Data Parallel Scalability
Training a model on an amazon-review-sized dataset is a significant time investment. In order to improve our ability to iterate on experiments we found it imperative early on to investigate the scalability of distributed data parallelism in PyTorch. Multiplicative LSTM models were trained on DGX-1Vs with NVLINK and 8 Tesla V100's per node. To best utilize the V100s' tensorcores, training was performed with a batch size of 256 per gpu and mixed precision training. The gradient all reduce between GPUs was performed in fp16 to take advantage of the NCCL2 library.
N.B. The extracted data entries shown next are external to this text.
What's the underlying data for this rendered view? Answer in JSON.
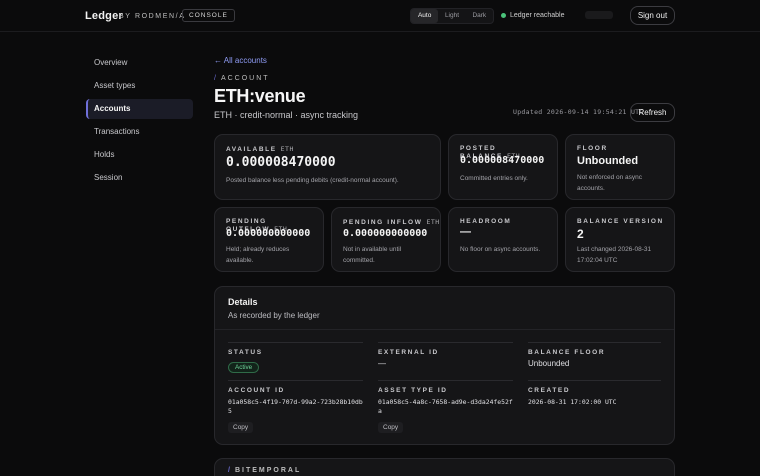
{
  "app": {
    "brand": "Ledger",
    "brand_sub": "BY RODMEN/A",
    "console_label": "CONSOLE"
  },
  "theme": {
    "options": [
      "Auto",
      "Light",
      "Dark"
    ],
    "selected": "Auto"
  },
  "status": {
    "label": "Ledger reachable",
    "color": "#4ac27a"
  },
  "header_buttons": {
    "sign_out": "Sign out",
    "refresh": "Refresh"
  },
  "sidebar": {
    "items": [
      {
        "label": "Overview",
        "active": false
      },
      {
        "label": "Asset types",
        "active": false
      },
      {
        "label": "Accounts",
        "active": true
      },
      {
        "label": "Transactions",
        "active": false
      },
      {
        "label": "Holds",
        "active": false
      },
      {
        "label": "Session",
        "active": false
      }
    ]
  },
  "page": {
    "back_link": "← All accounts",
    "eyebrow": "ACCOUNT",
    "title": "ETH:venue",
    "subtitle": "ETH · credit-normal · async tracking",
    "updated": "Updated 2026-09-14 19:54:21 UTC"
  },
  "cards": {
    "available": {
      "label": "AVAILABLE",
      "unit": "ETH",
      "value": "0.000008470000",
      "note": "Posted balance less pending debits (credit-normal account)."
    },
    "posted": {
      "label": "POSTED BALANCE",
      "unit": "ETH",
      "value": "0.000008470000",
      "note": "Committed entries only."
    },
    "floor": {
      "label": "FLOOR",
      "value": "Unbounded",
      "note": "Not enforced on async accounts."
    },
    "pending_outflow": {
      "label": "PENDING OUTFLOW",
      "unit": "ETH",
      "value": "0.000000000000",
      "note": "Held; already reduces available."
    },
    "pending_inflow": {
      "label": "PENDING INFLOW",
      "unit": "ETH",
      "value": "0.000000000000",
      "note": "Not in available until committed."
    },
    "headroom": {
      "label": "HEADROOM",
      "value": "—",
      "note": "No floor on async accounts."
    },
    "balance_version": {
      "label": "BALANCE VERSION",
      "value": "2",
      "note": "Last changed 2026-08-31 17:02:04 UTC"
    }
  },
  "details": {
    "title": "Details",
    "subtitle": "As recorded by the ledger",
    "status_label": "STATUS",
    "status_value": "Active",
    "external_id_label": "EXTERNAL ID",
    "external_id_value": "—",
    "balance_floor_label": "BALANCE FLOOR",
    "balance_floor_value": "Unbounded",
    "account_id_label": "ACCOUNT ID",
    "account_id_value": "01a058c5-4f19-707d-99a2-723b28b10db5",
    "asset_type_id_label": "ASSET TYPE ID",
    "asset_type_id_value": "01a058c5-4a8c-7658-ad9e-d3da24fe52fa",
    "created_label": "CREATED",
    "created_value": "2026-08-31 17:02:00 UTC",
    "copy_label": "Copy"
  },
  "bitemporal": {
    "eyebrow": "BITEMPORAL"
  }
}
For our data parallel implementation we utilize a DistributedDataParallel model and 1 process per gpu in order to avoid common problems associated with GIL locking and multiprocessing. We investigated distributed training on up to 128 gpus across 16 DGX1-V nodes. We additionally analyzed the effect on throughput scaling of different model sizes with infiniband (200GB/s) and ethernet (10GB/s) interconnects between the nodes.
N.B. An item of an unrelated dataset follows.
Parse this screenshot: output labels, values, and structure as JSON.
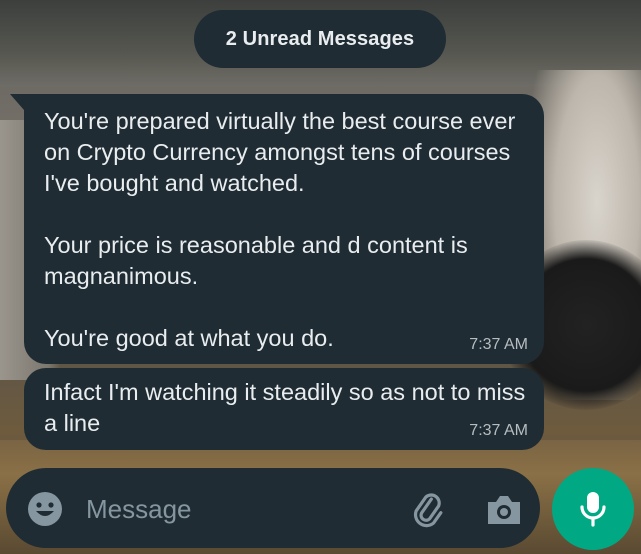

We find that with this system setup we are able to achieve relatively linear speedup relative to the number of available GPUs. Infiniband interconnects allow for greater throughput scaling with multiple nodes than ethernet allows for. Additionally, we find that throughput scaling with Infiniband is better with larger models (8k mLSTM model) since the increased communication overhead is less than the increase in compute intensity for these larger mLSTM models. We expect that this trend would continue similarly to other models.
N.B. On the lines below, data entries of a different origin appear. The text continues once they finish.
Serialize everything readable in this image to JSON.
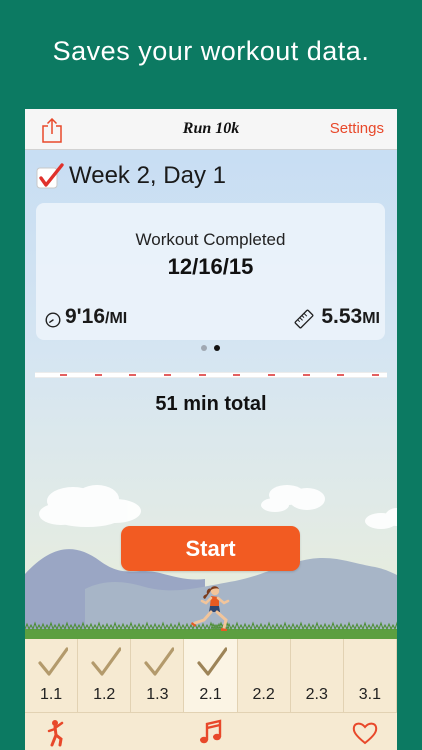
{
  "promo": {
    "headline": "Saves your workout data."
  },
  "navbar": {
    "title": "Run 10k",
    "settings_label": "Settings",
    "share_icon": "share-icon"
  },
  "workout": {
    "week_day": "Week 2, Day 1",
    "checked": true,
    "status": "Workout Completed",
    "date": "12/16/15",
    "pace_value": "9'16",
    "pace_unit": "/MI",
    "distance_value": "5.53",
    "distance_unit": "MI",
    "total": "51 min total"
  },
  "pager": {
    "pages": 2,
    "current_page": 2
  },
  "progress": {
    "segments": 10
  },
  "start_label": "Start",
  "days": [
    {
      "label": "1.1",
      "done": true
    },
    {
      "label": "1.2",
      "done": true
    },
    {
      "label": "1.3",
      "done": true
    },
    {
      "label": "2.1",
      "done": true,
      "current": true
    },
    {
      "label": "2.2",
      "done": false
    },
    {
      "label": "2.3",
      "done": false
    },
    {
      "label": "3.1",
      "done": false
    }
  ],
  "toolbar": {
    "left_icon": "stretch-icon",
    "center_icon": "music-icon",
    "right_icon": "heart-icon"
  },
  "colors": {
    "background": "#0c7a62",
    "accent": "#e8482a",
    "start_button": "#f25b22",
    "check_red": "#e0312b",
    "check_tan": "#b39a6c",
    "dot_active": "#111111",
    "dot_inactive": "#a0a8b2"
  }
}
To reproduce these results precisely, please use an older version of our repository
PyTorch + GIL
In order to ensure thread-safe execution the python threads compete for a global lock needed to interpret python commands. This is problematic for running multiple processes within a single python processes (such as data loading process+multiple parralel computational graph executions), and can negatively impact the performance of data parallel training implementations. To circumvent this we utilize a distributed data parallel training paradigm with 1 python process per gpu so that each computational unit has full access to the python interpreter.